Maybe those bells that Jerry Jones said convinced him to hire Mike McCarthy were actually alarm bells.
The clown show performance in Sunday’s NFC wild-card game surely sent Jones and the Dallas Cowboys fan base into a full-scale panic and might have put McCarthy’s job in jeopardy. This was a Cowboys team some thought could make a deep run in the playoffs, if not reach the Super Bowl, and they were done before the first weekend was.
But was this really a surprise? Because if you had paid even the slightest bit of attention to McCarthy’s time in Green Bay, all of this looked painfully familiar. The lack of discipline and the self-sabotage that results. The questionable play calls and clock mismanagement.
And what should be most concerning to Jones: the squandering of a Super Bowl-capable quarterback during his prime.
“There’s been some good quarterbacks that haven’t advanced in the playoffs. I’m just sick we’re one of them,” Jones said after the 23-17 loss to the San Francisco 49ers. “Really sick. I’m surprised and sick.”
Mike McCarthy on his job security as Cowboys head coach: "I don’t have any concerns. I’m proud to be standing here today. I’m proud of my football team."
— Jori Epstein (@JoriEpstein) January 17, 2022
There is plenty of blame to go around for the Cowboys debacle.
Six years into his NFL career, what on earth made Dak Prescott think he should keep running and try to pick up a few measly extra yards rather than getting down and saving precious time on the clock? Why was Prescott even running in the first place, given the 49ers' penchant for pass interference?
How did no one – not Prescott, not an offensive lineman, not even someone on the sideline with a really loud voice – know they needed to let the referee touch the ball before play could resume? And that, until he did, the clock would be running?
That was just from the final minute. There also was that head-shaking decision in the third quarter to keep the punt team on the field in hopes of confusing the 49ers, only for the Cowboys to outsmart themselves and wind up with a delay-of-game penalty.
For those keeping score, that was one of 14 during the game for Dallas, which also was the most-penalized team in the NFL during the regular season.
Sensing a theme here?
Dallas was done in by a number of mistakes, made by a number of players. But the person running the show, the person who is supposed to have the Cowboys operating in smart, focused and meticulous fashion, is McCarthy.
The margin between teams is so thin that nothing can be left to chance, especially at this time of year. Did McCarthy not bother harping on fundamentals once the Cowboys had secured a playoff spot? Did he not say anything at halftime, when Dallas already had five penalties?

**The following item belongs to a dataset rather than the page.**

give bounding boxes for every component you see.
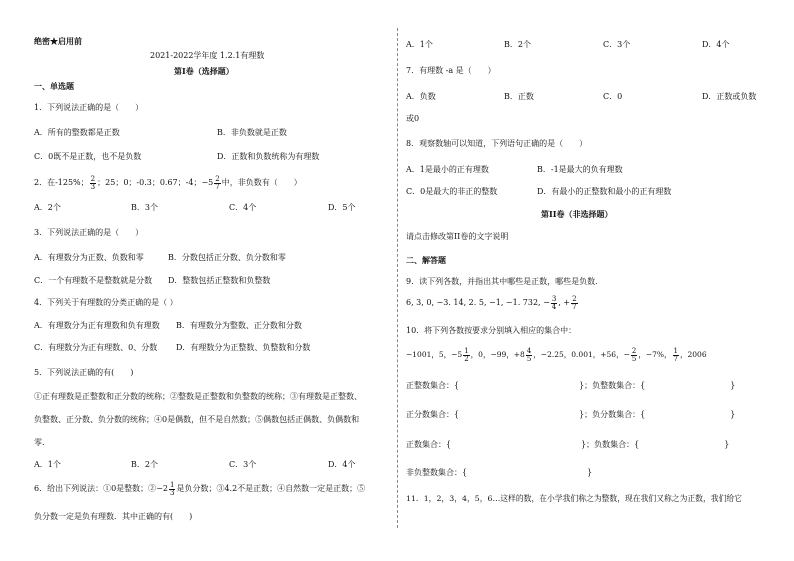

Has he never once reminded his players about the rule requiring the ref to touch and spot the ball before a play can begin? Because I’d be willing to bet a fairly large sum of money that Bill Belichick and Andy Reid have.
This can’t be chalked up to one bad game, either. The Cowboys were called for 127 penalties this season, three more than the Las Vegas Raiders. They led the league with 27 penalties for offensive holding, and were second to the Chicago Bears with 10 calls for unnecessary roughness.
McCarthy was blistered for his clock management in Week 2 against the Los Angeles Chargers; Week 3 against the Philadelphia Eagles; and Week 11 against the Kansas City Chiefs. This isn’t rocket science, and someone who has been a head coach for 15 years ought to have it figured out by now.
Easy as it is to pin all of this on McCarthy – and make no mistake, he will be the one to take the blame if anyone does – this is on Jones, too.
He was so enamored of McCarthy, who led the Packers to the Super Bowl title at Jerry World, that he interviewed him before officially cutting ties with Jason Garrett. After that marathon interview, Jones didn’t bother to consider anyone else; yes, he talked with Marvin Lewis, but that was widely seen as a sham to avoid being punished for violating the NFL’s Rooney Rule.
Jones was so convinced he had the guy who would return the Cowboys to glory that he didn’t stop to ask himself whether he might not. Or, apparently, give any thought to the possibility that Aaron Rodgers might have had as much or more to do with McCarthy’s success in Green Bay as McCarthy.
Impressive as McCarthy's record with the Packers was, they should have reached -- and won -- more than the one Super Bowl they did. When many of the mistakes that hindered the Packers are playing out again in real time with the Cowboys, it's hard not to see that McCarthy is the common denominator.
The bell that Jones hears now is that of an alarm clock, telling him it's time to wake up. Before another season goes to waste.